Taïeb David, Barlier Anne, Yang Chunzhang, Pertuit Morgane, Tchoghandjian Aurélie, Rochette Claire, Zattara-Canoni Hélène, Figarella-Branger Dominique, Zhuang Zhengping, Pacak Karel, Metellus Philippe
Department of Nuclear Medicine, La Timone University Hospital & CERIMED & Inserm UMR1068 Marseille Cancerology Research Center, Institut Paoli-Calmettes, Aix-Marseille University, 264 RUE Saint-Pierre, 13385, Marseille, France.
Laboratory of Molecular Biology, Conception Hospital & CNRS, CRN2M UMR 7286, Aix-Marseille University, Marseille, France.
J Neurooncol. 2016 Feb;126(3):473-81. doi: 10.1007/s11060-015-1983-y. Epub 2015 Oct 29.
Central nervous system hemangioblastomas (CNS-HBs) occur sporadically or as a component of von Hippel-Lindau-VHL syndrome. CNS-HBs share some molecular similarities with pheochromocytomas/paragangliomas (PPGLs) and renal cell carcinomas (RCCs). Recently, hypoxia-inducible factors, particularly somatic HIF2A mutations, have been found to play an important role in the pathogenesis of PPGLs. Somatic mutations in HIF2A have been reported in PPGLs associated with polycythemia, which have been reported to also be present in patients with RCCs and HBs. However, whether CNS-HBs is associated with the presence of a HIF2A mutation is currently uknown. We analyzed somatic HIF2A and VHL mutations in a series of 28 sporadic CNS-HBs. We also investigated the expression of HIF target proteins and hypoxia-associated factor (HAF). Two sporadic CNS-HBs were found to have somatic HIF2A mutations. One tumor had 2 HIF2A missense mutations, one of which was previously described in a PPGL (c.1121 T>A, F374Y). The second patient had coexistence of somatic truncated mutations (c.1669 C>T, Q557*) in HIF2A together with a VHL mutation. Neither of the two patients had polycythemia at the time of diagnosis. We demonstrate that the novel truncated mutation in HIF2A (Q557*) affects HIF-2α prolyl hydroxylation with its reduced ubiquitination but intact transcriptional activity, resulting in an activating effect. Both CNS-HB samples showed positive expression of VEGFR2/CA9/Glut1 and HAF. Our data support the unique central role of the VHL/HIF-2α signaling pathway in the molecular pathogenesis of CNS-HBs and show for the first time the presence of HIF2A mutations in sporadic HB.

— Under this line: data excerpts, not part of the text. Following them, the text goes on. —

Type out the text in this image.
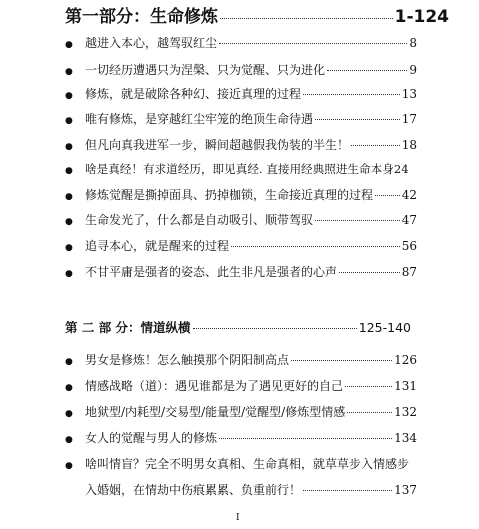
第一部分：生命修炼	1-124
●	越进入本心，越驾驭红尘	8
●	一切经历遭遇只为涅槃、只为觉醒、只为进化	9
●	修炼，就是破除各种幻、接近真理的过程	13
●	唯有修炼，是穿越红尘牢笼的绝顶生命待遇	17
●	但凡向真我进军一步，瞬间超越假我伪装的半生！	18
●	啥是真经！有求道经历，即见真经. 直接用经典照进生命本身 24
●	修炼觉醒是撕掉面具、扔掉枷锁，生命接近真理的过程 42
●	生命发光了，什么都是自动吸引、顺带驾驭	47
●	追寻本心，就是醒来的过程	56
●	不甘平庸是强者的姿态、此生非凡是强者的心声	87
第 二 部 分：情道纵横	125-140
●	男女是修炼！怎么触摸那个阴阳制高点	126
●	情感战略（道）：遇见谁都是为了遇见更好的自己	131
●	地狱型/内耗型/交易型/能量型/觉醒型/修炼型情感	132
●	女人的觉醒与男人的修炼	134
●	啥叫情盲？完全不明男女真相、生命真相，就草草步入情感步
入婚姻，在情劫中伤痕累累、负重前行！	137
I
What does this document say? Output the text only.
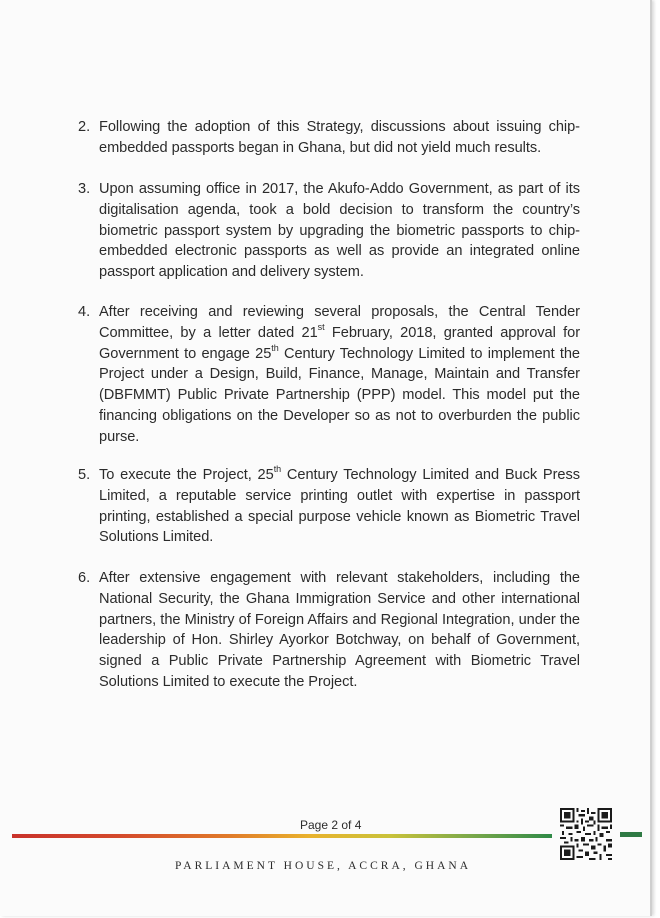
2. Following the adoption of this Strategy, discussions about issuing chip-embedded passports began in Ghana, but did not yield much results.

3. Upon assuming office in 2017, the Akufo-Addo Government, as part of its digitalisation agenda, took a bold decision to transform the country’s biometric passport system by upgrading the biometric passports to chip-embedded electronic passports as well as provide an integrated online passport application and delivery system.

4. After receiving and reviewing several proposals, the Central Tender Committee, by a letter dated 21st February, 2018, granted approval for Government to engage 25th Century Technology Limited to implement the Project under a Design, Build, Finance, Manage, Maintain and Transfer (DBFMMT) Public Private Partnership (PPP) model. This model put the financing obligations on the Developer so as not to overburden the public purse.

5. To execute the Project, 25th Century Technology Limited and Buck Press Limited, a reputable service printing outlet with expertise in passport printing, established a special purpose vehicle known as Biometric Travel Solutions Limited.

6. After extensive engagement with relevant stakeholders, including the National Security, the Ghana Immigration Service and other international partners, the Ministry of Foreign Affairs and Regional Integration, under the leadership of Hon. Shirley Ayorkor Botchway, on behalf of Government, signed a Public Private Partnership Agreement with Biometric Travel Solutions Limited to execute the Project.

Page 2 of 4
PARLIAMENT HOUSE, ACCRA, GHANA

中枢神经系统血管母细胞瘤(CNS-HBs)可散发出现,或作为冯·希佩尔-林道-韦尔综合征(VHL综合征)的一部分。CNS-HBs与嗜铬细胞瘤/副神经节瘤(PPGLs)和肾细胞癌(RCCs)在分子层面有一些相似之处。最近发现,缺氧诱导因子,尤其是体细胞HIF2A突变,在PPGLs的发病机制中起重要作用。在与红细胞增多症相关的PPGLs中已报道存在HIF2A的体细胞突变,据报道在RCCs和HBs患者中也存在。然而,目前尚不清楚CNS-HBs是否与HIF2A突变有关。我们分析了28例散发性CNS-HBs中的体细胞HIF2A和VHL突变。我们还研究了HIF靶蛋白和缺氧相关因子(HAF)的表达。发现两例散发性CNS-HBs存在体细胞HIF2A突变。一个肿瘤有2个HIF2A错义突变,其中一个先前在PPGL中被描述过(c.1121 T>A,F374Y)。第二例患者HIF2A存在体细胞截短突变(c.1669 C>T,Q557*)并伴有VHL突变。两名患者在诊断时均无红细胞增多症。我们证明HIF2A中的新型截短突变(Q557*)影响HIF-2α脯氨酰羟化,其泛素化减少但转录活性完整,从而产生激活作用。两个CNS-HB样本均显示VEGFR2/CA9/Glut1和HAF呈阳性表达。我们的数据支持VHL/HIF-2α信号通路在CNS-HBs分子发病机制中的独特核心作用,并首次显示散发性HB中存在HIF2A突变。